I don't want to sidetrack, but I'm not sure you did follow me, although I take your points. I was asking: Does a particular kind of consciousness about one's motivations (e.g., consciousness of something like an aesthetic sense of the elegance of patterns of reasoning, of a type for instance that philosophers or theorists, as you rightly point out, might feel) count against the stock one should set by believing (where I guess I'm thinking about something more direct seeming). The question stems from what I thought was an assumption that was being made—that a general atheistic audience would find a more general approach to Christian or theistic apologetics,in a literature, rewarding. I find the density of technical arguments charming, and so I work at understanding them and dislike it when I fail, which brings me somehow into contact, again, with the issue of motivation. I associate insularity with particular depth in reasoning. In a way I like it and I don't want people to abbreviate for me. It might even be that the subject-matter is appealing just because it resists abbreviation ...

Posted by: matthew arnatt at November 16, 2009 11:39 AM

So the question is whether the fact that one has aesthetic appreciation for a certain type of reasoning or simply enjoys a certain type of reasoning should lead to suspicion about one's belief in its conclusions?

Well, you might worry that this hinders you from objectively evaluating the matter, I suppose. There are some big epistemological questions here. Since the failure of classic foundationalism, philosophers have been struggling to figure out what we should believe and why. When there is no clear evidence to actually prove a question one way or another, I try to adopt the simpler or more elegant answer. I think most philosophers (and scientists) usually do the same. It seems clear to me that this practice is justified, but I don't do much work on epistemology, and I don't have much of an answer to the question of why it is justified.

Posted by: Kenny at November 16, 2009 11:57 AM


I guess more worrying would be the prospect that one was identifying—or even identifying with—patterns, almost as though there was some perceptual element in one's relation to some instances (as it were) of reasonings (on the basis of something like pattern recognition).I don't really mean anything like that by 'aesthetic', I think your reading of 'aesthetic' suggests the above worry. And I think it would suggest all sorts of skeptical responses which would immediately devalue any worth that one saw in any such appreciation, too.

Posted by: Matthew Arnatt at November 26, 2009 5:03 AM

I'm currently reading The Planet of Mortal Worship by Templeman. This story is not so much against religious belief as against religious practice.

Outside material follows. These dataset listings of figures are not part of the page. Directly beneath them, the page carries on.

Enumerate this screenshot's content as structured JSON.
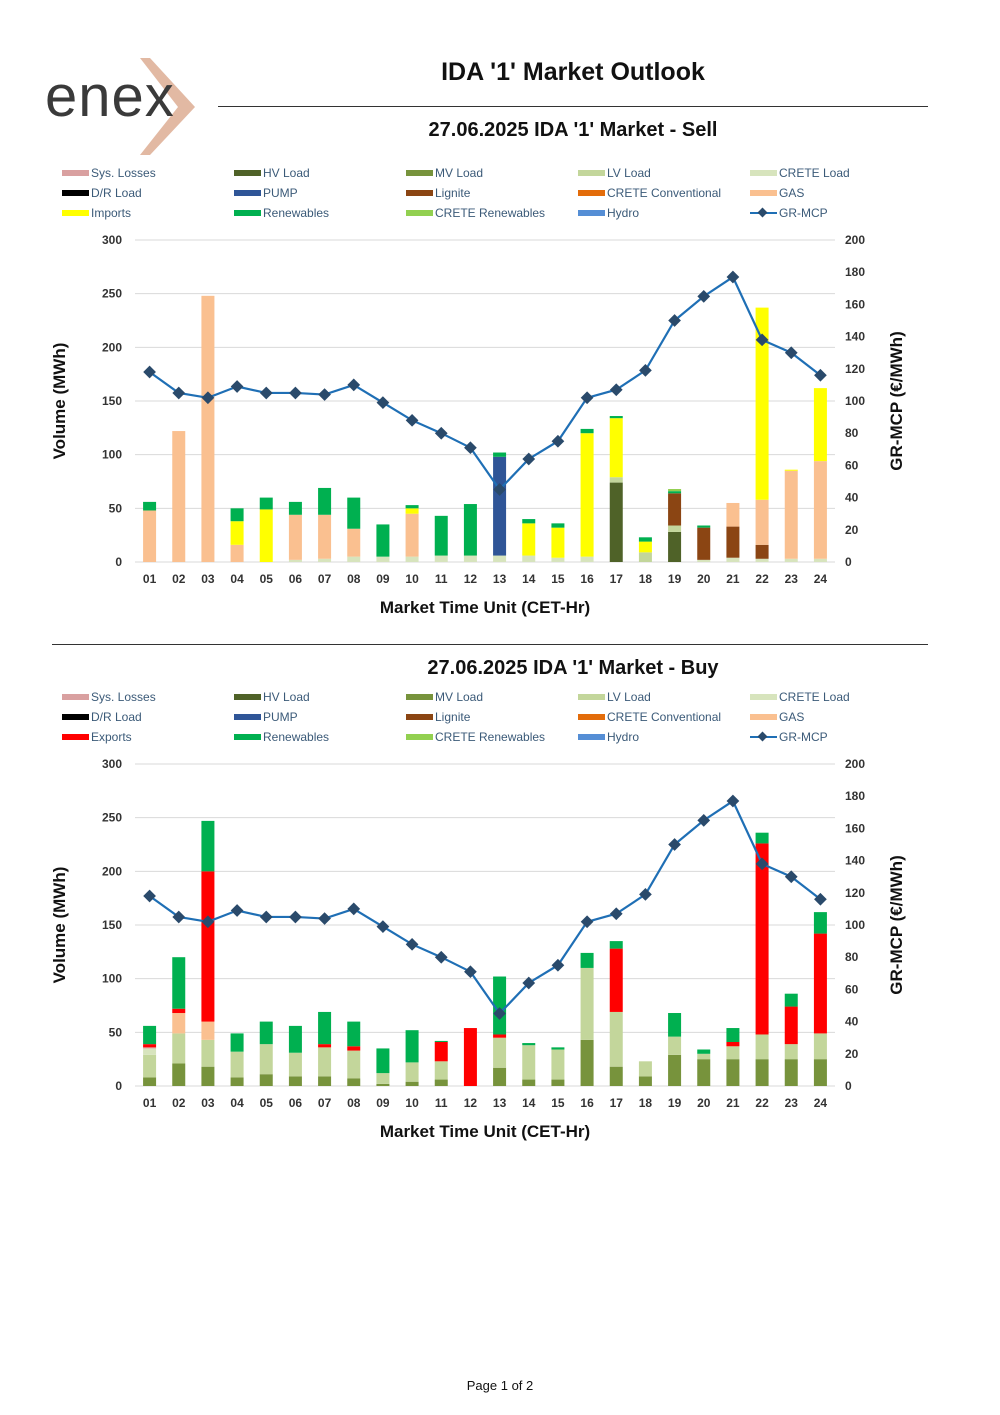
{
  "brand": "enex",
  "header": {
    "title": "IDA '1' Market Outlook"
  },
  "footer": {
    "page": "Page 1 of 2"
  },
  "chart_data": [
    {
      "type": "bar",
      "title": "27.06.2025  IDA '1' Market - Sell",
      "xlabel": "Market Time Unit (CET-Hr)",
      "ylabel": "Volume (MWh)",
      "y2label": "GR-MCP (€/MWh)",
      "ylim": [
        0,
        300
      ],
      "y2lim": [
        0,
        200
      ],
      "yticks": [
        "300",
        "250",
        "200",
        "150",
        "100",
        "50",
        "0"
      ],
      "y2ticks": [
        "200",
        "180",
        "160",
        "140",
        "120",
        "100",
        "80",
        "60",
        "40",
        "20",
        "0"
      ],
      "categories": [
        "01",
        "02",
        "03",
        "04",
        "05",
        "06",
        "07",
        "08",
        "09",
        "10",
        "11",
        "12",
        "13",
        "14",
        "15",
        "16",
        "17",
        "18",
        "19",
        "20",
        "21",
        "22",
        "23",
        "24"
      ],
      "legend": [
        {
          "name": "Sys. Losses",
          "color": "#d9a0a0",
          "kind": "bar"
        },
        {
          "name": "HV Load",
          "color": "#4f6228",
          "kind": "bar"
        },
        {
          "name": "MV Load",
          "color": "#77933c",
          "kind": "bar"
        },
        {
          "name": "LV Load",
          "color": "#c3d69b",
          "kind": "bar"
        },
        {
          "name": "CRETE Load",
          "color": "#d7e4bd",
          "kind": "bar"
        },
        {
          "name": "D/R Load",
          "color": "#000000",
          "kind": "bar"
        },
        {
          "name": "PUMP",
          "color": "#2f5597",
          "kind": "bar"
        },
        {
          "name": "Lignite",
          "color": "#8b4513",
          "kind": "bar"
        },
        {
          "name": "CRETE Conventional",
          "color": "#e36c0a",
          "kind": "bar"
        },
        {
          "name": "GAS",
          "color": "#fac090",
          "kind": "bar"
        },
        {
          "name": "Imports",
          "color": "#ffff00",
          "kind": "bar"
        },
        {
          "name": "Renewables",
          "color": "#00b050",
          "kind": "bar"
        },
        {
          "name": "CRETE Renewables",
          "color": "#92d050",
          "kind": "bar"
        },
        {
          "name": "Hydro",
          "color": "#558ed5",
          "kind": "bar"
        },
        {
          "name": "GR-MCP",
          "color": "#1f6fb5",
          "kind": "line"
        }
      ],
      "series": [
        {
          "name": "HV Load",
          "color": "#4f6228",
          "values": [
            0,
            0,
            0,
            0,
            0,
            0,
            0,
            0,
            0,
            0,
            0,
            0,
            0,
            0,
            0,
            0,
            74,
            0,
            28,
            0,
            0,
            0,
            0,
            0
          ]
        },
        {
          "name": "MV Load",
          "color": "#77933c",
          "values": [
            0,
            0,
            0,
            0,
            0,
            0,
            0,
            0,
            0,
            0,
            0,
            0,
            0,
            0,
            0,
            0,
            0,
            0,
            0,
            0,
            0,
            0,
            0,
            0
          ]
        },
        {
          "name": "LV Load",
          "color": "#c3d69b",
          "values": [
            0,
            0,
            0,
            0,
            0,
            0,
            0,
            0,
            0,
            0,
            0,
            0,
            0,
            0,
            0,
            0,
            5,
            9,
            6,
            0,
            0,
            0,
            0,
            0
          ]
        },
        {
          "name": "CRETE Load",
          "color": "#d7e4bd",
          "values": [
            0,
            0,
            0,
            0,
            0,
            2,
            3,
            5,
            5,
            5,
            6,
            6,
            6,
            6,
            4,
            5,
            0,
            0,
            0,
            2,
            4,
            3,
            3,
            3
          ]
        },
        {
          "name": "PUMP",
          "color": "#2f5597",
          "values": [
            0,
            0,
            0,
            0,
            0,
            0,
            0,
            0,
            0,
            0,
            0,
            0,
            92,
            0,
            0,
            0,
            0,
            0,
            0,
            0,
            0,
            0,
            0,
            0
          ]
        },
        {
          "name": "Lignite",
          "color": "#8b4513",
          "values": [
            0,
            0,
            0,
            0,
            0,
            0,
            0,
            0,
            0,
            0,
            0,
            0,
            0,
            0,
            0,
            0,
            0,
            0,
            30,
            30,
            29,
            13,
            0,
            0
          ]
        },
        {
          "name": "GAS",
          "color": "#fac090",
          "values": [
            48,
            122,
            248,
            16,
            0,
            42,
            41,
            26,
            0,
            40,
            0,
            0,
            0,
            0,
            0,
            0,
            0,
            0,
            0,
            0,
            22,
            42,
            82,
            91
          ]
        },
        {
          "name": "Imports",
          "color": "#ffff00",
          "values": [
            0,
            0,
            0,
            22,
            49,
            0,
            0,
            0,
            0,
            5,
            0,
            0,
            0,
            30,
            28,
            115,
            55,
            10,
            0,
            0,
            0,
            179,
            1,
            68
          ]
        },
        {
          "name": "Renewables",
          "color": "#00b050",
          "values": [
            8,
            0,
            0,
            12,
            11,
            12,
            25,
            29,
            30,
            3,
            37,
            48,
            4,
            4,
            4,
            4,
            2,
            4,
            2,
            2,
            0,
            0,
            0,
            0
          ]
        },
        {
          "name": "CRETE Renewables",
          "color": "#92d050",
          "values": [
            0,
            0,
            0,
            0,
            0,
            0,
            0,
            0,
            0,
            0,
            0,
            0,
            0,
            0,
            0,
            0,
            0,
            0,
            2,
            0,
            0,
            0,
            0,
            0
          ]
        }
      ],
      "line": {
        "name": "GR-MCP",
        "axis": "right",
        "values": [
          118,
          105,
          102,
          109,
          105,
          105,
          104,
          110,
          99,
          88,
          80,
          71,
          45,
          64,
          75,
          102,
          107,
          119,
          150,
          165,
          177,
          138,
          130,
          116
        ]
      }
    },
    {
      "type": "bar",
      "title": "27.06.2025  IDA '1' Market - Buy",
      "xlabel": "Market Time Unit (CET-Hr)",
      "ylabel": "Volume (MWh)",
      "y2label": "GR-MCP (€/MWh)",
      "ylim": [
        0,
        300
      ],
      "y2lim": [
        0,
        200
      ],
      "yticks": [
        "300",
        "250",
        "200",
        "150",
        "100",
        "50",
        "0"
      ],
      "y2ticks": [
        "200",
        "180",
        "160",
        "140",
        "120",
        "100",
        "80",
        "60",
        "40",
        "20",
        "0"
      ],
      "categories": [
        "01",
        "02",
        "03",
        "04",
        "05",
        "06",
        "07",
        "08",
        "09",
        "10",
        "11",
        "12",
        "13",
        "14",
        "15",
        "16",
        "17",
        "18",
        "19",
        "20",
        "21",
        "22",
        "23",
        "24"
      ],
      "legend": [
        {
          "name": "Sys. Losses",
          "color": "#d9a0a0",
          "kind": "bar"
        },
        {
          "name": "HV Load",
          "color": "#4f6228",
          "kind": "bar"
        },
        {
          "name": "MV Load",
          "color": "#77933c",
          "kind": "bar"
        },
        {
          "name": "LV Load",
          "color": "#c3d69b",
          "kind": "bar"
        },
        {
          "name": "CRETE Load",
          "color": "#d7e4bd",
          "kind": "bar"
        },
        {
          "name": "D/R Load",
          "color": "#000000",
          "kind": "bar"
        },
        {
          "name": "PUMP",
          "color": "#2f5597",
          "kind": "bar"
        },
        {
          "name": "Lignite",
          "color": "#8b4513",
          "kind": "bar"
        },
        {
          "name": "CRETE Conventional",
          "color": "#e36c0a",
          "kind": "bar"
        },
        {
          "name": "GAS",
          "color": "#fac090",
          "kind": "bar"
        },
        {
          "name": "Exports",
          "color": "#ff0000",
          "kind": "bar"
        },
        {
          "name": "Renewables",
          "color": "#00b050",
          "kind": "bar"
        },
        {
          "name": "CRETE Renewables",
          "color": "#92d050",
          "kind": "bar"
        },
        {
          "name": "Hydro",
          "color": "#558ed5",
          "kind": "bar"
        },
        {
          "name": "GR-MCP",
          "color": "#1f6fb5",
          "kind": "line"
        }
      ],
      "series": [
        {
          "name": "MV Load",
          "color": "#77933c",
          "values": [
            8,
            21,
            18,
            8,
            11,
            9,
            9,
            7,
            2,
            4,
            6,
            0,
            17,
            6,
            6,
            43,
            18,
            9,
            29,
            25,
            25,
            25,
            25,
            25
          ]
        },
        {
          "name": "LV Load",
          "color": "#c3d69b",
          "values": [
            21,
            28,
            25,
            24,
            28,
            22,
            27,
            26,
            10,
            18,
            17,
            0,
            28,
            32,
            28,
            67,
            51,
            14,
            17,
            5,
            12,
            23,
            14,
            24
          ]
        },
        {
          "name": "CRETE Load",
          "color": "#d7e4bd",
          "values": [
            6,
            0,
            0,
            0,
            0,
            0,
            0,
            0,
            0,
            0,
            0,
            0,
            0,
            0,
            0,
            0,
            0,
            0,
            0,
            0,
            0,
            0,
            0,
            0
          ]
        },
        {
          "name": "Sys. Losses",
          "color": "#d9a0a0",
          "values": [
            1,
            0,
            0,
            0,
            0,
            0,
            0,
            0,
            0,
            0,
            0,
            0,
            0,
            0,
            0,
            0,
            0,
            0,
            0,
            0,
            0,
            0,
            0,
            0
          ]
        },
        {
          "name": "GAS",
          "color": "#fac090",
          "values": [
            0,
            19,
            17,
            0,
            0,
            0,
            0,
            0,
            0,
            0,
            0,
            0,
            0,
            0,
            0,
            0,
            0,
            0,
            0,
            0,
            0,
            0,
            0,
            0
          ]
        },
        {
          "name": "Exports",
          "color": "#ff0000",
          "values": [
            3,
            4,
            140,
            0,
            0,
            0,
            3,
            4,
            0,
            0,
            18,
            54,
            3,
            0,
            0,
            0,
            59,
            0,
            0,
            0,
            4,
            178,
            35,
            93
          ]
        },
        {
          "name": "Renewables",
          "color": "#00b050",
          "values": [
            17,
            48,
            47,
            17,
            21,
            25,
            30,
            23,
            23,
            30,
            1,
            0,
            54,
            2,
            2,
            14,
            7,
            0,
            22,
            4,
            13,
            10,
            12,
            20
          ]
        }
      ],
      "line": {
        "name": "GR-MCP",
        "axis": "right",
        "values": [
          118,
          105,
          102,
          109,
          105,
          105,
          104,
          110,
          99,
          88,
          80,
          71,
          45,
          64,
          75,
          102,
          107,
          119,
          150,
          165,
          177,
          138,
          130,
          116
        ]
      }
    }
  ]
}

Posted by: bob at November 29, 2009 2:52 AM

I read the Alston and Plantinga books several years ago, and as far as I remember, they're both defensive works: the former argues that there's no good philosophical objection to the possibility of perceiving God, and the latter argues that given the right account of knowledge (namely, the "proper function" account given by Plantinga in *Warrant and Proper Function*), there's no reason to think that Christians couldn't have knowledge of the central claims of Christianity if those claims are true. Neither book contains a positive argument in favor of religious belief.

Posted by: Eden at December 24, 2009 9:13 AM

Eden -

Nice to hear from you! Like I said, I have not yet read these books. I do think, though, that if Alston is successful in his endeavor then he opens up an argument from religious experience for religious belief. This would be a positive argument, but it wouldn't be universally applicable; it would only apply to those who have actually had religious experience.

Posted by: Kenny at December 24, 2009 11:05 AM

A couple more books for: The Epistemology of Religious Experience by Keith Yandell and The Blackwell Companion to Natural Theology edited by Craig and Moreland

Posted by: Greg at January 20, 2010 9:07 PM

I don't suppose that you're still checking this, but I recently finished the late Barry Miller's From Existence to God, which was quite good (if you include an argument in favour of the existence of a unique, necessary, simple first cause as a defence of religious belief).